Chen Shao Liang, Zhang Junjie, Yei Fei, Zhu Zhongsheng, Liu Zhizhong, Lin Song, Chu Jun, Yan Ji, Zhang Ruiyan, Kwan Tak W
Nanjing First Hospital of Nanjing Medical University, Department of Cardiology, 68# Changle Road, 210006, Nanjing, China.
Int J Cardiol. 2008 Jun 6;126(3):407-13. doi: 10.1016/j.ijcard.2007.05.004. Epub 2007 Jul 24.
The potential role of hydration in prevention of contrast-induced nephropathy (CIN) still remains to be unclear.
Nine-hundred and thirty-six patients scheduled for percutaneous coronary intervention (PCI) were enrolled into the present study, and divided into normal (serum creatinine<1.5 mg/dl) and abnormal (serum creatine> or =1.5 mg/dl) groups according to their baseline serum concentration of creatinine. Each group was further randomly divided into two subgroups: hydration and nonhydration. All patients in abnormal group took twice orally loading dose of 1200 mg acetylcysteine (ATLS) at 12 h before scheduled time for coronary angiogram and immediately after procedure. Creatinine concentration was remeasured at the time of admission (just before catheterization), every day for the following three days. The primary end point during 6-month follow-up included clinical driven revascularization (either PCI or CABG), death from all causes, and requiring emergency renal-replacement therapy.

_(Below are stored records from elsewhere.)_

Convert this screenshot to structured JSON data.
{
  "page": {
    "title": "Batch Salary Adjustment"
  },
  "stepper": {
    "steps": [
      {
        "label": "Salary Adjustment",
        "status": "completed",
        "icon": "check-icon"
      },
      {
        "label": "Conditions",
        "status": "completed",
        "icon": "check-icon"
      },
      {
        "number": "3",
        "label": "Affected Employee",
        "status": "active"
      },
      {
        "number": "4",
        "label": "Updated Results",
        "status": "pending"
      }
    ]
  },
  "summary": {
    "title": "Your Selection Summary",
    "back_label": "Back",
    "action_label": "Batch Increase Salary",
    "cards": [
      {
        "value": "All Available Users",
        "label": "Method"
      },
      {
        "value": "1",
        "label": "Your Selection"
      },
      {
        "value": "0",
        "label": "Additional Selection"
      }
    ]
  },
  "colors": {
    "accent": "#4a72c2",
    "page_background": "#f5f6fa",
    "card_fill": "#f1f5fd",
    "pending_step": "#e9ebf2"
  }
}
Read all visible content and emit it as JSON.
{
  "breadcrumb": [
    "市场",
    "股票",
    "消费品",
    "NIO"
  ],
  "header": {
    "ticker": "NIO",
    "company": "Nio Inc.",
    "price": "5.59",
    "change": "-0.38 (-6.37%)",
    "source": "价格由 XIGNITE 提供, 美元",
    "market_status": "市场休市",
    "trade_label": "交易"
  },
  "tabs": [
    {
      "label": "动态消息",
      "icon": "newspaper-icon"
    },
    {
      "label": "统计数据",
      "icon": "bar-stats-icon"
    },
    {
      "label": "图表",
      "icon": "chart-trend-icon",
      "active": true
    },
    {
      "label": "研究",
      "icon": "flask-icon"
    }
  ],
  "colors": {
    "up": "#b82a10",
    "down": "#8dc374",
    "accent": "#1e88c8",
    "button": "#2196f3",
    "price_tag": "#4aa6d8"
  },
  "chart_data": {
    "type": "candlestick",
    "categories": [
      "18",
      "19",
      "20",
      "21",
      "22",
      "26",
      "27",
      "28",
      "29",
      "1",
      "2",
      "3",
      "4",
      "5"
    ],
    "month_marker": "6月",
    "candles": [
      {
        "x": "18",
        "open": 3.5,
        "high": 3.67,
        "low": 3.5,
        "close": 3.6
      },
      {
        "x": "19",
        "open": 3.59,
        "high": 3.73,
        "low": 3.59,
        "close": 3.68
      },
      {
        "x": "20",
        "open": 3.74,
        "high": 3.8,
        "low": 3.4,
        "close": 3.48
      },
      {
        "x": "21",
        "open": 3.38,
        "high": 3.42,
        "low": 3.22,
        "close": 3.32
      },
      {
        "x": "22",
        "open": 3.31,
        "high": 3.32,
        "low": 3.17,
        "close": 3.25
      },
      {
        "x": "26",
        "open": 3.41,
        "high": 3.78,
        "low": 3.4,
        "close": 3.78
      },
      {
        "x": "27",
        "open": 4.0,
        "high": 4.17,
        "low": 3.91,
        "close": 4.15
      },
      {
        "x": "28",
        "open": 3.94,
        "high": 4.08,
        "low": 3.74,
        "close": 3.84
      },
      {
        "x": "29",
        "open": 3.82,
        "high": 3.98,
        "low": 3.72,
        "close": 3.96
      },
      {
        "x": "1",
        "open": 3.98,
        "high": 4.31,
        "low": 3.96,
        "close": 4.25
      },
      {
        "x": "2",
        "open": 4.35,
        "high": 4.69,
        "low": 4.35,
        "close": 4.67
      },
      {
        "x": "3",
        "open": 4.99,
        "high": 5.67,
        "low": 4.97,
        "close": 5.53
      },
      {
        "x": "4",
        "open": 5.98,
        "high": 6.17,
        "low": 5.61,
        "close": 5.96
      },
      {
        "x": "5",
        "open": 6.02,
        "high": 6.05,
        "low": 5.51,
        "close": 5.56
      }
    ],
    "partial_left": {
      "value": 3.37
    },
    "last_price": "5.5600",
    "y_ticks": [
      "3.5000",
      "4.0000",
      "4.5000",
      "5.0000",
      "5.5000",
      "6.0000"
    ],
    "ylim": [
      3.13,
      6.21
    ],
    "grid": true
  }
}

The incidence of CIN was more commonly in abnormal group that in normal group (6.52% vs. 37.68%, p<0.001). Hydration had potentials in prevention of CIN only in patients with elevated baseline concentration of creatinine. Multivariate analysis demonstrated that the following variables remained to be significant factors correlating with CIN: age> or =70 years (odds ration [OR] 5.27, 95% confidence interval [CI] 1.94 to 13.07, p=0.0007), contrast volume> or =320 ml (OR 3.26, 95% CL 2.14 to 7.58, p=0.01), diabetes mellitus (OR 9.86, 95% CL 5.38 to 31.67, p<0.0001), and peripheral arterial disease (OR 11.25, 95% CL 5.12 to 43.19, p<0.0001). Patients with CIN in abnormal group had worse clinical outcomes, compared to patients with CIN in normal group.
Patients with CIN and preexisting renal insufficiency had worse clinical outcomes. Hydration with 0.45% sodium chloride alone had no potential effect on the occurrence of CIN in patients with normal renal function. Combination of hydration with ATLS could reduce the incidence of CIN in patients at high risk.
水化在预防对比剂肾病(CIN)中的潜在作用仍不明确。
936例计划接受经皮冠状动脉介入治疗(PCI)的患者纳入本研究,根据基线血清肌酐浓度分为正常组(血清肌酐<1.5mg/dl)和异常组(血清肌酐≥1.5mg/dl)。每组再随机分为两个亚组:水化组和非水化组。异常组所有患者在冠状动脉造影预定时间前12小时及术后立即口服两次负荷剂量1200mg乙酰半胱氨酸(ATLS)。在入院时(即将进行导管插入术前)以及随后三天每天重新测量肌酐浓度。6个月随访期间的主要终点包括临床驱动的血运重建(PCI或冠状动脉旁路移植术[CABG])、各种原因导致的死亡以及需要紧急肾脏替代治疗。
CIN的发生率在异常组比正常组更常见(6.52%对37.68%,p<0.001)。水化仅在基线肌酐浓度升高的患者中有预防CIN的潜力。多因素分析表明,以下变量仍是与CIN相关的显著因素:年龄≥70岁(比值比[OR]5.27,95%置信区间[CI]1.94至13.07,p = 0.0007)、对比剂用量≥320ml(OR 3.26,95%CI 2.14至7.58,p = 0.01)、糖尿病(OR 9.86,95%CI 5.38至31.67,p<0.0001)和外周动脉疾病(OR 11.25,95%CI 5.12至43.19,p<0.0001)。与正常组发生CIN的患者相比,异常组发生CIN的患者临床结局更差。
患有CIN和已有肾功能不全的患者临床结局更差。单纯用0.45%氯化钠水化对肾功能正常患者CIN的发生没有潜在影响。水化与ATLS联合可降低高危患者CIN的发生率。